Cada 10 de febrero se celebra el Día Mundial de las Legumbres, una fecha establecida por la FAO (Organización de las Naciones Unidas para la Alimentación y la Agricultura) para destacar los beneficios nutricionales y ambientales de este grupo de alimentos. En el marco de esta conmemoración, Diego Gómez Luengo, socio fundador de Praga Alimentos, resaltó en diálogo con El Interactivo (lunes a viernes, de 12 a 14, por FM 91.7 y Ciudadano_Newsen Twitch), la importancia de las legumbres en la alimentación y su impacto positivo en la sostenibilidad.
Un alimento con reconocimiento mundial
"Como lo catalogó la FAO, son alimentos que tienen características nutricionales muy sobresalientes, contribuyen a la seguridad alimentaria y a la sostenibilidad ambiental", señala Gómez Luengo. Por estas razones, la organización las denomina "superalimentos". Entre sus beneficios nutricionales, destaca su alto contenido en proteínas, hierro y fibra. Además, poseen un bajo índice glucémico, lo que las hace ideales para personas con diabetes, y son naturalmente libres de gluten.
En términos de sostenibilidad, las legumbres requieren una cantidad significativamente menor de agua en comparación con otros cultivos, como los cereales. "Son cultivos que consumen un cuarto del agua que puede consumir, por ejemplo, un cereal", explica el experto. Además, fijan nitrógeno atmosférico, reduciendo la necesidad de fertilizantes nitrogenados, lo que contribuye a un menor impacto ambiental.
Una familia de alimentos con amplia diversidad
Las legumbres pertenecen a la familia de las fabáceas y abarcan una gran variedad de cultivos, como porotos, garbanzos, arvejas y lentejas. Sin embargo, el consumo en Argentina sigue siendo bajo en comparación con otros países. "En Argentina, el consumo es de apenas 800 gramos por habitante por año, mientras que el promedio mundial es de 8 kilos", advirtió Gómez Luengo. Según el especialista, esto se debe en parte a una cuestión cultural y también a la percepción de que su preparación es compleja.
Para revertir esta situación, propone incorporar las legumbres en diversas preparaciones cotidianas. "Se pueden utilizar en salsas, guisos, sopas, panificados y hasta en postres", señala.
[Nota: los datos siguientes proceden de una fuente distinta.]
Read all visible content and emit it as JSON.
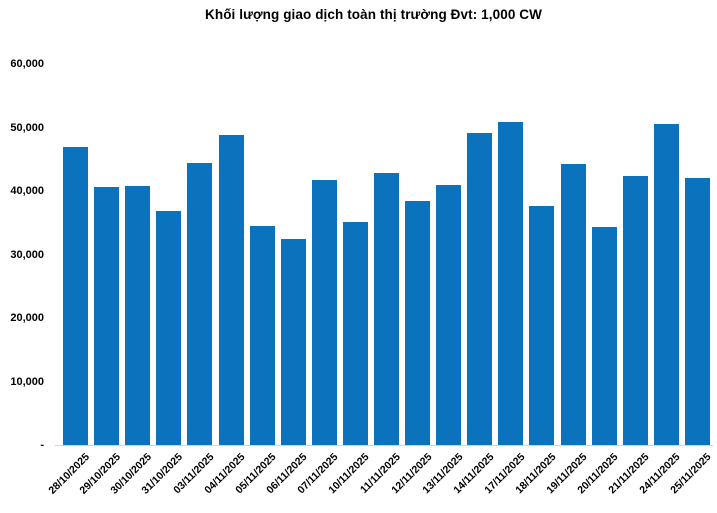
{
  "title": "Khối lượng giao dịch toàn thị trường Đvt: 1,000 CW",
  "colors": {
    "bar": "#0B72BE",
    "axis_line": "#d4d4d4",
    "text": "#000000",
    "background": "#ffffff"
  },
  "chart_data": {
    "type": "bar",
    "title": "Khối lượng giao dịch toàn thị trường Đvt: 1,000 CW",
    "xlabel": "",
    "ylabel": "",
    "unit": "1,000 CW",
    "grid": "off",
    "legend": "none",
    "ylim": [
      0,
      60000
    ],
    "y_ticks": [
      "60,000",
      "50,000",
      "40,000",
      "30,000",
      "20,000",
      "10,000",
      "-"
    ],
    "y_tick_values": [
      60000,
      50000,
      40000,
      30000,
      20000,
      10000,
      0
    ],
    "categories": [
      "28/10/2025",
      "29/10/2025",
      "30/10/2025",
      "31/10/2025",
      "03/11/2025",
      "04/11/2025",
      "05/11/2025",
      "06/11/2025",
      "07/11/2025",
      "10/11/2025",
      "11/11/2025",
      "12/11/2025",
      "13/11/2025",
      "14/11/2025",
      "17/11/2025",
      "18/11/2025",
      "19/11/2025",
      "20/11/2025",
      "21/11/2025",
      "24/11/2025",
      "25/11/2025"
    ],
    "values": [
      46900,
      40700,
      40800,
      36800,
      44400,
      48800,
      34500,
      32500,
      41800,
      35100,
      42800,
      38400,
      40900,
      49200,
      50900,
      37600,
      44200,
      34300,
      42400,
      50600,
      42100
    ]
  }
}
En su empresa, ofrecen productos como harinas de porotos y rebosadores sin gluten, que permiten incorporar estos alimentos de manera práctica y sencilla.
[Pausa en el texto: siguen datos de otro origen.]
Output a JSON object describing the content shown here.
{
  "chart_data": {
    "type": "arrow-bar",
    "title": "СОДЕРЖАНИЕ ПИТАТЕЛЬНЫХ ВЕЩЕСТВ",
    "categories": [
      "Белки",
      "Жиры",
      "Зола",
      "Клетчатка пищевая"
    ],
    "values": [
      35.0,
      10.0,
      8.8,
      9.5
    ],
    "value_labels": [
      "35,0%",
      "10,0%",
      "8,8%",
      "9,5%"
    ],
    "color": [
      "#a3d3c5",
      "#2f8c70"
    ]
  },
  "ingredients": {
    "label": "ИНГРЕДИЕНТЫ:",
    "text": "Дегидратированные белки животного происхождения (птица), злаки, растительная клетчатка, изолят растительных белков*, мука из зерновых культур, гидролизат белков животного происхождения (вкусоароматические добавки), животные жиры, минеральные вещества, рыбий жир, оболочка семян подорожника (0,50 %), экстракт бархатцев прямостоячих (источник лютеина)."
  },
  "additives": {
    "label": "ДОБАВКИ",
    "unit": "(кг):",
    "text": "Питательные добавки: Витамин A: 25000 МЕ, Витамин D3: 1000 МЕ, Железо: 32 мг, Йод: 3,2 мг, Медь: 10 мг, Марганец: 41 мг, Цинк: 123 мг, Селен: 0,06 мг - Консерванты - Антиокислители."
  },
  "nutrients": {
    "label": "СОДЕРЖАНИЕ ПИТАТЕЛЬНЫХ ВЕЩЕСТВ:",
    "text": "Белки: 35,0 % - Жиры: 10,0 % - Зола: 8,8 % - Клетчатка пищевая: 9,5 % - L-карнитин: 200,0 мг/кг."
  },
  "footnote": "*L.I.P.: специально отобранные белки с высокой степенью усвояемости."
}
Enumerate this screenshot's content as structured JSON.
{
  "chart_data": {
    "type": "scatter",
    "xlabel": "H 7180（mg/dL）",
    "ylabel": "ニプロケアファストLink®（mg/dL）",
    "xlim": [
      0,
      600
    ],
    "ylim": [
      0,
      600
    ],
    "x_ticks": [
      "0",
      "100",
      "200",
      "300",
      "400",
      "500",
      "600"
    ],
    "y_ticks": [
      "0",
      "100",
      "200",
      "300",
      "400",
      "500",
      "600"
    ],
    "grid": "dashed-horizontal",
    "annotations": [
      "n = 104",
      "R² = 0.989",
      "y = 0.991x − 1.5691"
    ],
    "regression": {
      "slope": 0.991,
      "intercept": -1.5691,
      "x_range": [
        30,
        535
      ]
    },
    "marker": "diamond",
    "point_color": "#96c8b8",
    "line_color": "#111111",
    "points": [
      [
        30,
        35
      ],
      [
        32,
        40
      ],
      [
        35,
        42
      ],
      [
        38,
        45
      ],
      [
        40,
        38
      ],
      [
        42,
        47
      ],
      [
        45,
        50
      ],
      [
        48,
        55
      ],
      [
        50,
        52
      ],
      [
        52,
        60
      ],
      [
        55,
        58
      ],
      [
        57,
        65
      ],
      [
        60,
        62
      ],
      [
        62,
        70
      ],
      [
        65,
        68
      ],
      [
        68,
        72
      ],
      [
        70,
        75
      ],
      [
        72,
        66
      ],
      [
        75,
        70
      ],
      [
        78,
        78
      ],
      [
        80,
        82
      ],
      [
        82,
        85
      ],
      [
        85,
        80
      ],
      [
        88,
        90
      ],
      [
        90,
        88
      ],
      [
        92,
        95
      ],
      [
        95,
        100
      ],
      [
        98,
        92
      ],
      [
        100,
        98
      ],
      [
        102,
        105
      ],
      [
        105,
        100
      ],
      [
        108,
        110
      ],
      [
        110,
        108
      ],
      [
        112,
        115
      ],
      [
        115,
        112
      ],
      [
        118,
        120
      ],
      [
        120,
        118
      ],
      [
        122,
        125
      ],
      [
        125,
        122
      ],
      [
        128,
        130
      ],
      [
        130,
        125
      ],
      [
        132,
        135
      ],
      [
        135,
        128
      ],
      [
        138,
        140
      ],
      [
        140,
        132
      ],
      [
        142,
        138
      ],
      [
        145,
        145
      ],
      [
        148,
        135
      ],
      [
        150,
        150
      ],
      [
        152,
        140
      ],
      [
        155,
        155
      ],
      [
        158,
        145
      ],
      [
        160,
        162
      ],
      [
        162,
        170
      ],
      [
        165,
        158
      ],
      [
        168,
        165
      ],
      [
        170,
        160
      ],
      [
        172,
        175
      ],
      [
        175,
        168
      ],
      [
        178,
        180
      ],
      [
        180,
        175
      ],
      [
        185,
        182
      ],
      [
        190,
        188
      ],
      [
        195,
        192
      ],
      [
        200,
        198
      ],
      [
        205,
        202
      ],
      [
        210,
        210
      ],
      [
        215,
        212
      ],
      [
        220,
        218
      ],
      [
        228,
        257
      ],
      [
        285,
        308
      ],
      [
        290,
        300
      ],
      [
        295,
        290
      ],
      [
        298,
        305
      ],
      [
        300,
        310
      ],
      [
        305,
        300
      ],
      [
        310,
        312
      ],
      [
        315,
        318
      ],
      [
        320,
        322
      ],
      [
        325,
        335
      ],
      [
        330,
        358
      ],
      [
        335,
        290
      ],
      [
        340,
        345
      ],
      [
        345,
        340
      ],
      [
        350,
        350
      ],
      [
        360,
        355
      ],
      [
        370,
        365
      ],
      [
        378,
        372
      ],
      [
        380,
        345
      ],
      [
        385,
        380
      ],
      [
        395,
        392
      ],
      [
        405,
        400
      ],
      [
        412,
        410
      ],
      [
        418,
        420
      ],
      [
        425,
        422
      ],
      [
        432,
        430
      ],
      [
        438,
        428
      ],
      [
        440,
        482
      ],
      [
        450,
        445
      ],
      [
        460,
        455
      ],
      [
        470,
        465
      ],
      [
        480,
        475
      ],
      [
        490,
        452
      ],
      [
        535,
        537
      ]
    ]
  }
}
Desde Praga Alimentos, Gómez Luengo impulsa iniciativas para promover el consumo de legumbres en Argentina. "Hemos hecho acuerdos con instituciones como el Instituto Argentino de Gastronomía y la escuela de cocina Azafrán en Córdoba, donde generamos nuevas recetas para facilitar su incorporación en la alimentación diaria", comenta.
A través de sus marcas @molinodepiedra.ok y @gula.nutricion, ofrecen productos como harinas, rebosadores y premezclas dulces y saladas, todas libres de gluten y aptas para dietas veganas. "Queremos ser la marca que eligen las nuevas generaciones. Invitamos a las familias a cocinar juntos, a preparar brownies o galletas con harinas de legumbres y así inculcar el consumo desde la infancia", concluye.
En un mundo donde la alimentación saludable y la sostenibilidad cobran cada vez mayor relevancia, las legumbres se presentan como una alternativa accesible, nutritiva y beneficiosa tanto para las personas como para el planeta.